Follow the instructions below to install the certificate on a Tomcat Server
Step 1: Download your Thawte certificate in PKCS#7 format
- You will receive an email when your certificate is issued.
- Retail Clients: Download your certificate in PKCS#7 format.
- Reseller Clients: Download your certificate in PKCS#7 format.
- Copy and Paste your Thawte certificate to Notepad and save as a cert.p7b
Step 2: Install your certificate and restart
- Import the Certificate into the Java keystore using the following keytool command:
keytool -import -alias tomcat -trustcacerts -file cert.p7b -keystore [keystorename]
Alternate installation instructions if above errors with "keytool error: certificatesexception: Input not an X.509 certificate" occur.
- Follow Step 1 by downloading an X.509 certificate file format.
- Download both Primary and Secondary Intermediate certificate as separate files.

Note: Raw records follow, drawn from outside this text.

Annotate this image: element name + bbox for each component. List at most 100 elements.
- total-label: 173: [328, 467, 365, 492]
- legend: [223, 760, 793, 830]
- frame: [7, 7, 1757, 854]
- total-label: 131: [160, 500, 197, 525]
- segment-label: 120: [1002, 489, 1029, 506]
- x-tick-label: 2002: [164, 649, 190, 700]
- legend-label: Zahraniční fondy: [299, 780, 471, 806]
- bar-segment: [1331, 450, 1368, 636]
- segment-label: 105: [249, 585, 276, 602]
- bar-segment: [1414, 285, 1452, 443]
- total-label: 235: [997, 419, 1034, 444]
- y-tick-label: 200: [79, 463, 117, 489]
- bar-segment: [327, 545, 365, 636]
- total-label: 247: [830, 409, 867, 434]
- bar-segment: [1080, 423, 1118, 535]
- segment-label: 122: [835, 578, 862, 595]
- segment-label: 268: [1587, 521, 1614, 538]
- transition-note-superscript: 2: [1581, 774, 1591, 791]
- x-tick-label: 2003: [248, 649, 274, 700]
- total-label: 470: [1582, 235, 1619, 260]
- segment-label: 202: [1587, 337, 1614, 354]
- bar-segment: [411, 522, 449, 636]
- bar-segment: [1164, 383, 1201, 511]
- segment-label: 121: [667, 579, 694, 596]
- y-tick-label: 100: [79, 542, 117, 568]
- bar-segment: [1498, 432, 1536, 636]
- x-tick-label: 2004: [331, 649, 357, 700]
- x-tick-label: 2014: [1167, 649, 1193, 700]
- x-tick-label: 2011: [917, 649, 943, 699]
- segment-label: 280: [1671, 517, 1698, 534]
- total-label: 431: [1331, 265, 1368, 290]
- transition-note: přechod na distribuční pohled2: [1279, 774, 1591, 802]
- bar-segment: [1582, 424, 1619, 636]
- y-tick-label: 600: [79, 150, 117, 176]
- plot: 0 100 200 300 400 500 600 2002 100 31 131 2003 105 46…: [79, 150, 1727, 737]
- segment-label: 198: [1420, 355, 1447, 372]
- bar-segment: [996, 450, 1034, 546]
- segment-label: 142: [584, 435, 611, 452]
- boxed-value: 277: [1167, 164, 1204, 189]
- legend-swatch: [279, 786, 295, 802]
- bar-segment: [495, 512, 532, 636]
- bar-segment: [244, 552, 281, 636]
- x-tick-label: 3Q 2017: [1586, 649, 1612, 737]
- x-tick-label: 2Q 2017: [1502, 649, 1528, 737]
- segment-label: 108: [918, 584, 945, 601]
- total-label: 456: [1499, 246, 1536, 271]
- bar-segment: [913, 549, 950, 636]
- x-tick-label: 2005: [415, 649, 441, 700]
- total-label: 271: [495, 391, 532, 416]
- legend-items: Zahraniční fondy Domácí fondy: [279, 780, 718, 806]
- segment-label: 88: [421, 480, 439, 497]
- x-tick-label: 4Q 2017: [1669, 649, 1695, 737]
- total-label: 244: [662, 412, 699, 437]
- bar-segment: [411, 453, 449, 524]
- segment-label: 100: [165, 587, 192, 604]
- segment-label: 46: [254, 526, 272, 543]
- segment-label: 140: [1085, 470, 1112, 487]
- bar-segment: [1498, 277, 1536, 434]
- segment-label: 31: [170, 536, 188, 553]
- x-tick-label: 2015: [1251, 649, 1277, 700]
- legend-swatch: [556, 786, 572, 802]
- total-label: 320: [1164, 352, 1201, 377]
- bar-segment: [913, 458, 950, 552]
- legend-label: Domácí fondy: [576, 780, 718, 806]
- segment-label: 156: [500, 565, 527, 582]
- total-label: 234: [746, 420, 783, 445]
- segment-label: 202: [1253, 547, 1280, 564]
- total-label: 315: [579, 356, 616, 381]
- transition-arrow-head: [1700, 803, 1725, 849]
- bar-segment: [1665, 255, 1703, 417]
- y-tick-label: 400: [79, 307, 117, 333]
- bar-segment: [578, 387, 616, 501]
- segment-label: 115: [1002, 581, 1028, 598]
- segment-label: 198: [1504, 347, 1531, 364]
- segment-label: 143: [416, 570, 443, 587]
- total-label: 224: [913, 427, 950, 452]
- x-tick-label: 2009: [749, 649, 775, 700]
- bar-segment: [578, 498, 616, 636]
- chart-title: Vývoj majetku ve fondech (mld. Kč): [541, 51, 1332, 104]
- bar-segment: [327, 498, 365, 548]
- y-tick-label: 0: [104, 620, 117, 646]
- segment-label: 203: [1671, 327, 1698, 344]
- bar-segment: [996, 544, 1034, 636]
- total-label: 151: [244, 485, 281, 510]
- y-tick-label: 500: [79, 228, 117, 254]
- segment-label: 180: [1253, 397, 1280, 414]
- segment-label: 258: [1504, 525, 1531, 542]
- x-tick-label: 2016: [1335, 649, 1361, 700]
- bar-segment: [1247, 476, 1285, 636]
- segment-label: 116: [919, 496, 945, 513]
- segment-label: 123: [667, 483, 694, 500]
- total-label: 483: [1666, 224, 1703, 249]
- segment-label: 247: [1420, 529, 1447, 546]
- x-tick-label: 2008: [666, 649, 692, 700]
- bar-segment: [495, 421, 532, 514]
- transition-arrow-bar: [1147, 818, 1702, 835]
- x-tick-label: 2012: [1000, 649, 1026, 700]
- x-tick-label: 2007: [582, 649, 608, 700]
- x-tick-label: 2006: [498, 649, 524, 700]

- Select the Intermediate CAs link based on your certificate product type. Once you have the SSL certificate, Primary and Secondary Intermediate CA certificate files, begin the import process.
Note: It is imperative the installation of Primary Intermediate CA, Secondary Intermediate CA and SSL certificate on the keystore is followed below.
- Import the Primary Intermediate certificate (e.g., use alias: PrimaryIntCA)
keytool -import -alias primary -trustcacerts -file primary_intermediate_file_name -keystore [keystorename]
- Import the Secondary Intermediate certificate (e.g., use alias: SecondaryIntCA)
keytool -import -alias secondary -trustcacerts -file secondary_intermediate_file_name -keystore [keystorename]
- Import the SSL certificate (Use the same alias name based on the created keystore and submitted CSR from Thawte)
keytool -import -alias [your_alias_name] -trustcacerts -file X.509_file_name -keystore [keystorename]
Note: Tomcat keeps its configuration information in the server.xml file. Configure Tomcat to reference the correct keystore and keystore password.
Tomcat runs SSL over port 8443. Make sure that this port is enabled on the Tomcat server and any firewalls/proxies this server may lie behind.